Source: P215, ETF for Dummies, 2nd Ed (2011) by Russell Wild:

Your residence, your portfolio If you bought your home for, say, $130,000 some 26 years ago, and that home is now worth $1.3 million, I say “Congratulations!” (Yeah, even though it may have been worth $1.8 million in 2005.) But don’t let that bounty affect your portfolio decisions very much. After all, you’ll always need a place to live. Sell the house today, and you’ll presumably need to buy another (made of a similarly overpriced bundle of tiles and plywood).

Of course, someday you may downsize, and at that time you will be able to allot part of the value of your home to your portfolio. For that reason, and that reason alone, you may want to consider that the value of domestic real estate and the value of commercial real estate, while two different animals, are related. If your home represents a big chunk of your net worth, and especially if you are approaching a stage in life when you may consider downsizing, you may want to invest less in REITs than would, say, a renter of similar means. Or you may forget about U.S. REITs altogether.

Would someone please explain and enlarge on the last paragraph?

Why would one "want to invest less in REITs than would, say, a renter of similar means [or] ... forget about U.S. REITs altogether"?

1 Answer 1


The answer is given in the question, but let me give you an example.

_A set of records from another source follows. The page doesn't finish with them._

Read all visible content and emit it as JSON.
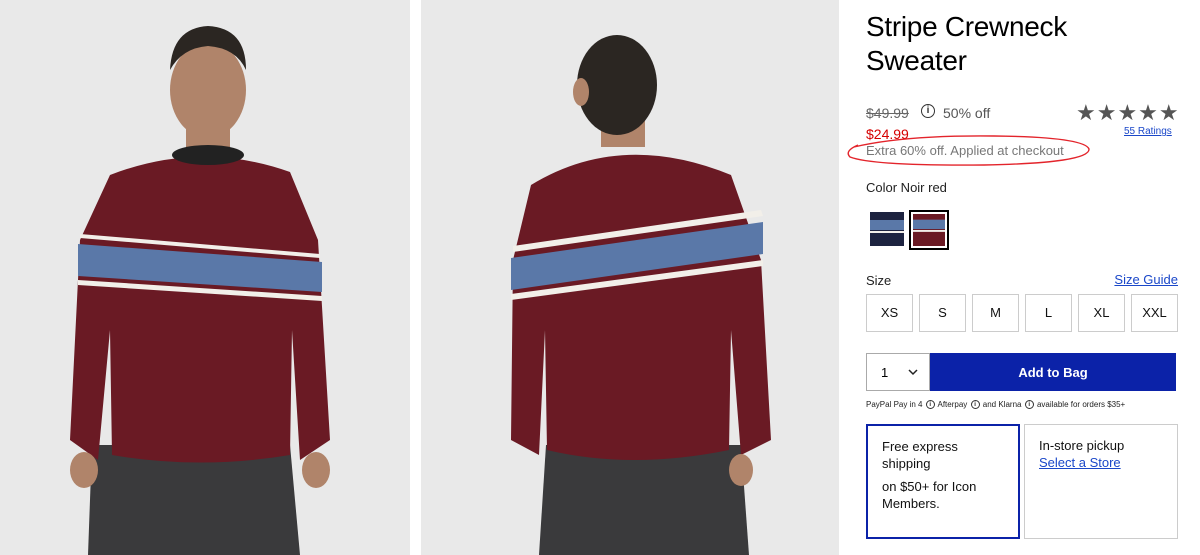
{
  "product": {
    "title": "Stripe Crewneck Sweater",
    "original_price": "$49.99",
    "discount": "50% off",
    "sale_price": "$24.99",
    "extra_offer": "Extra 60% off. Applied at checkout",
    "rating_stars": "★★★★★",
    "ratings_link": "55 Ratings",
    "colors": {
      "sweater": "#6a1a24",
      "stripe_blue": "#5a78a8",
      "stripe_white": "#f2efe9",
      "jeans": "#3a3a3c",
      "skin": "#b0846a",
      "hair": "#2b2622",
      "accent_blue": "#0b22a8",
      "sale_red": "#d50000"
    }
  },
  "color_section": {
    "label": "Color Noir red",
    "swatches": [
      {
        "name": "Navy",
        "selected": false
      },
      {
        "name": "Noir red",
        "selected": true
      }
    ]
  },
  "size_section": {
    "label": "Size",
    "guide_link": "Size Guide",
    "sizes": [
      "XS",
      "S",
      "M",
      "L",
      "XL",
      "XXL"
    ]
  },
  "purchase": {
    "quantity": "1",
    "add_to_bag": "Add to Bag",
    "paylater": {
      "paypal": "PayPal Pay in 4",
      "afterpay": "Afterpay",
      "and": "and",
      "klarna": "Klarna",
      "availability": "available for orders $35+"
    }
  },
  "fulfillment": {
    "shipping_line1": "Free express shipping",
    "shipping_line2": "on $50+ for Icon Members.",
    "pickup_title": "In-store pickup",
    "pickup_link": "Select a Store"
  }
}
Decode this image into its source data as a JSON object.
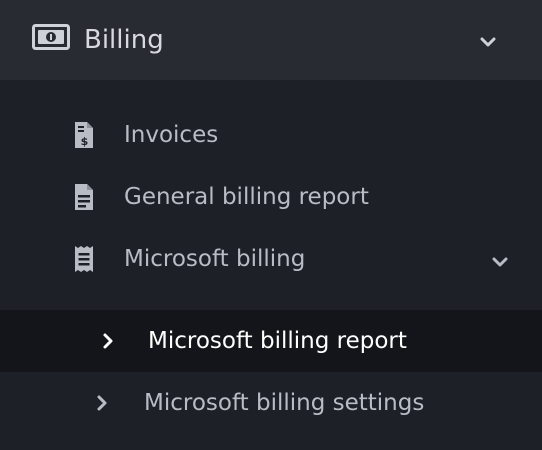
{
  "menu": {
    "billing": {
      "label": "Billing",
      "icon": "money-bill-icon",
      "expanded": true
    },
    "items": [
      {
        "label": "Invoices",
        "icon": "invoice-dollar-icon"
      },
      {
        "label": "General billing report",
        "icon": "file-report-icon"
      },
      {
        "label": "Microsoft billing",
        "icon": "receipt-icon",
        "expanded": true
      }
    ],
    "microsoft": [
      {
        "label": "Microsoft billing report",
        "active": true
      },
      {
        "label": "Microsoft billing settings",
        "active": false
      }
    ]
  },
  "colors": {
    "background": "#1e2027",
    "header_background": "#292b33",
    "active_background": "#14151a",
    "text": "#b9bcc4",
    "active_text": "#ffffff"
  }
}
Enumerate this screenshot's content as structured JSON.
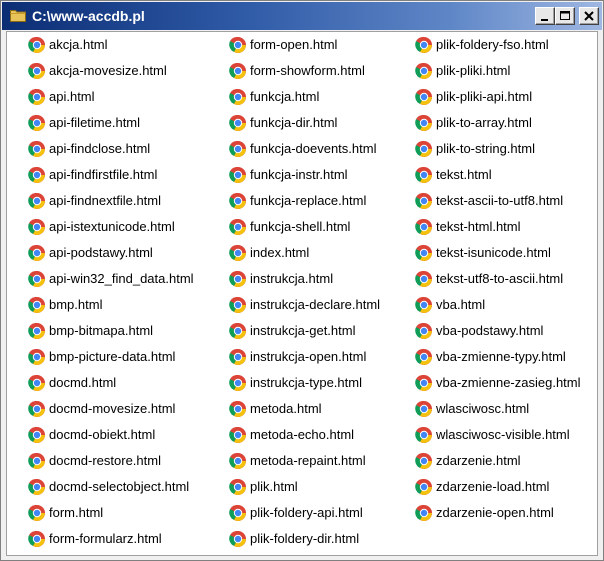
{
  "window": {
    "title": "C:\\www-accdb.pl",
    "accent": "#0b2d74",
    "controls": [
      "minimize",
      "maximize",
      "close"
    ]
  },
  "icons": {
    "folder": "folder-icon",
    "file": "chrome-html-file-icon"
  },
  "files": {
    "col1": [
      "akcja.html",
      "akcja-movesize.html",
      "api.html",
      "api-filetime.html",
      "api-findclose.html",
      "api-findfirstfile.html",
      "api-findnextfile.html",
      "api-istextunicode.html",
      "api-podstawy.html",
      "api-win32_find_data.html",
      "bmp.html",
      "bmp-bitmapa.html",
      "bmp-picture-data.html",
      "docmd.html",
      "docmd-movesize.html",
      "docmd-obiekt.html",
      "docmd-restore.html",
      "docmd-selectobject.html",
      "form.html",
      "form-formularz.html"
    ],
    "col2": [
      "form-open.html",
      "form-showform.html",
      "funkcja.html",
      "funkcja-dir.html",
      "funkcja-doevents.html",
      "funkcja-instr.html",
      "funkcja-replace.html",
      "funkcja-shell.html",
      "index.html",
      "instrukcja.html",
      "instrukcja-declare.html",
      "instrukcja-get.html",
      "instrukcja-open.html",
      "instrukcja-type.html",
      "metoda.html",
      "metoda-echo.html",
      "metoda-repaint.html",
      "plik.html",
      "plik-foldery-api.html",
      "plik-foldery-dir.html"
    ],
    "col3": [
      "plik-foldery-fso.html",
      "plik-pliki.html",
      "plik-pliki-api.html",
      "plik-to-array.html",
      "plik-to-string.html",
      "tekst.html",
      "tekst-ascii-to-utf8.html",
      "tekst-html.html",
      "tekst-isunicode.html",
      "tekst-utf8-to-ascii.html",
      "vba.html",
      "vba-podstawy.html",
      "vba-zmienne-typy.html",
      "vba-zmienne-zasieg.html",
      "wlasciwosc.html",
      "wlasciwosc-visible.html",
      "zdarzenie.html",
      "zdarzenie-load.html",
      "zdarzenie-open.html"
    ]
  }
}
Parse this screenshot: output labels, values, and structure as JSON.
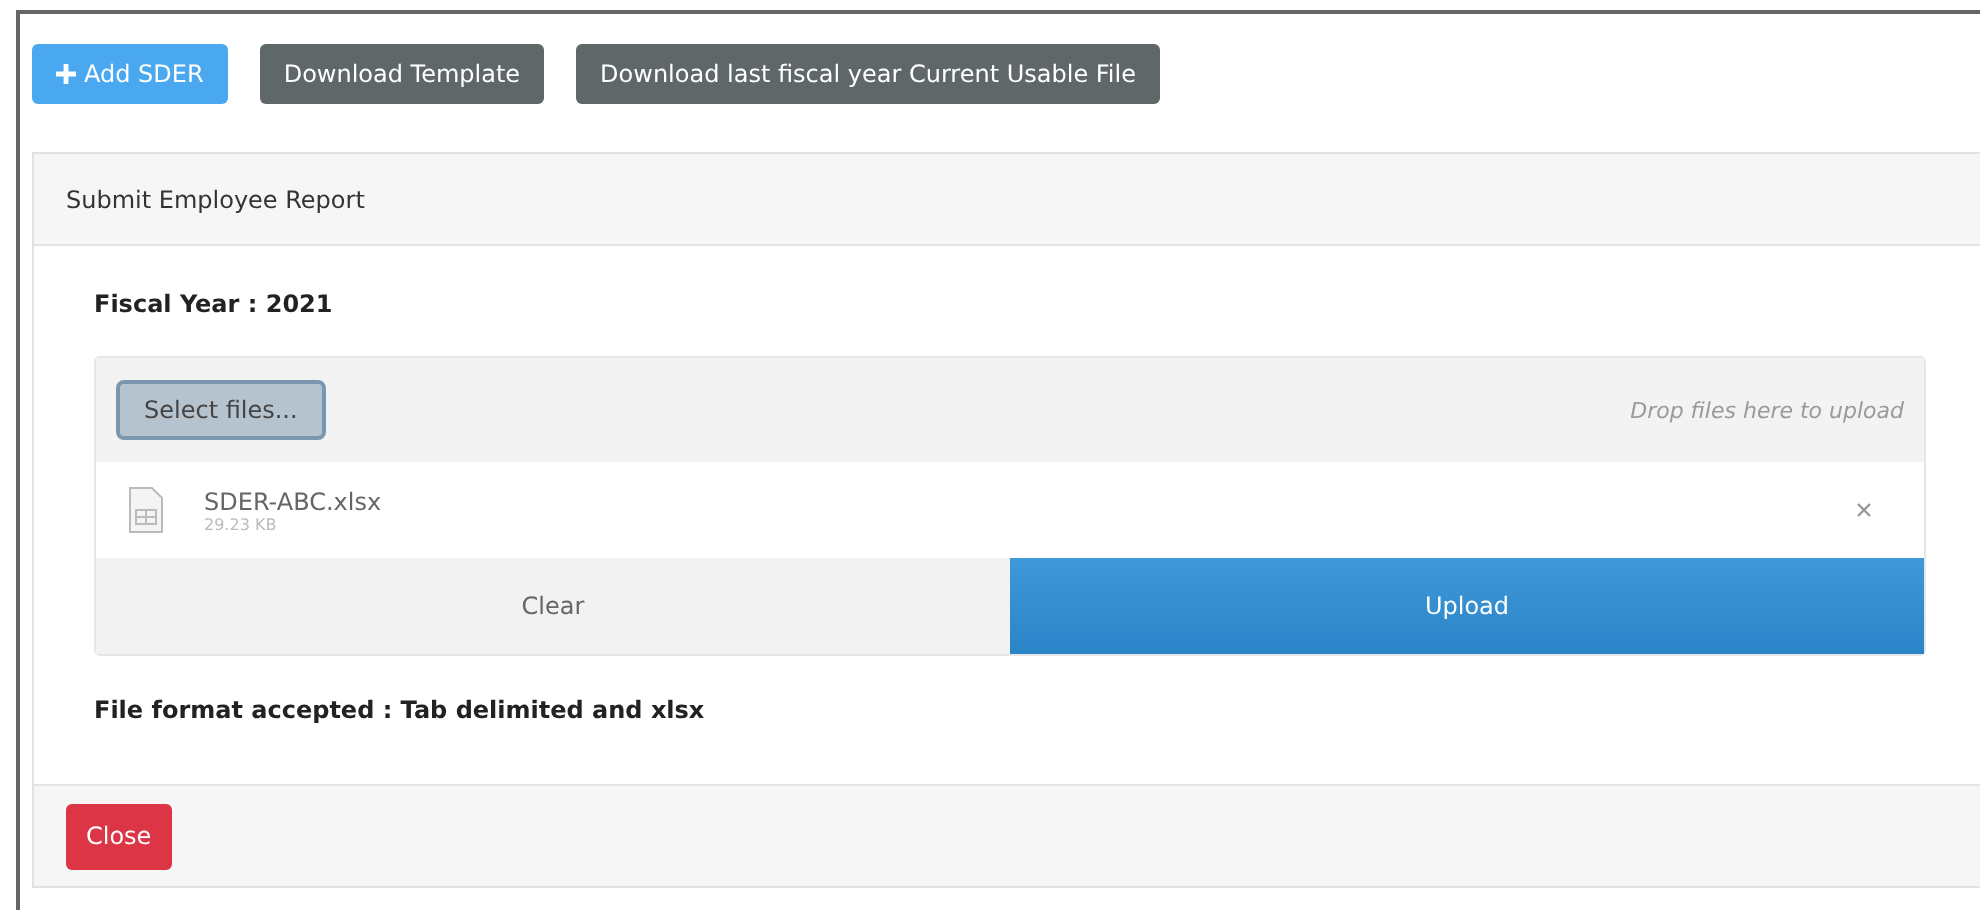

You wish to invest in indexed stocks and bonds, with a little bit in real-estate. So, 10% REIT, 40% bonds, 25% US Stocks, and 25% worldwide stocks. That's just an example, I'm not specifically recommending that allocation. You have $750,000 total in these investments.

But. Your house is too large. It's time to sell it and downsize. You plan to do so sometime in the next five years or so. You expect to sell your house for $750,000 and purchase a smaller replacement valued at roughly $500,000.

Now do you see the problem? You don't only have 10%, $75,000, in real-estate investments. You've actually got $325,000 in real-estate investments. Instead of accounting for 10% of your total portfolio, if you consider downsizing your house, you actually have 32.5% of your investment in real-estate. Sure, only 10% (well, actually, 7.5%) of your investment is in REIT, but as your quote points out, domestic and commercial real-estate is related, and you are perhaps over-invested in real-estate when you take this into account.

Now, maybe you are happy with almost a third of your portfolio in real-estate. The quote is just pointing out that this is something you should consider. When you are considering downsizing your house, you are considering treating a part of its value as part of your portfolio, rather than just treating your house as a place to live.

  • 1
    For a 10% REIT goal, for most of us our home will more than cover the Real Estate percent. In the example you cite, even the $500K home is a huge fraction of the total portfolio. Feb 17, 2014 at 15:46
  • I think that book wrongly conflates "assets" with "investments", whereas investments are only a subset of your assets.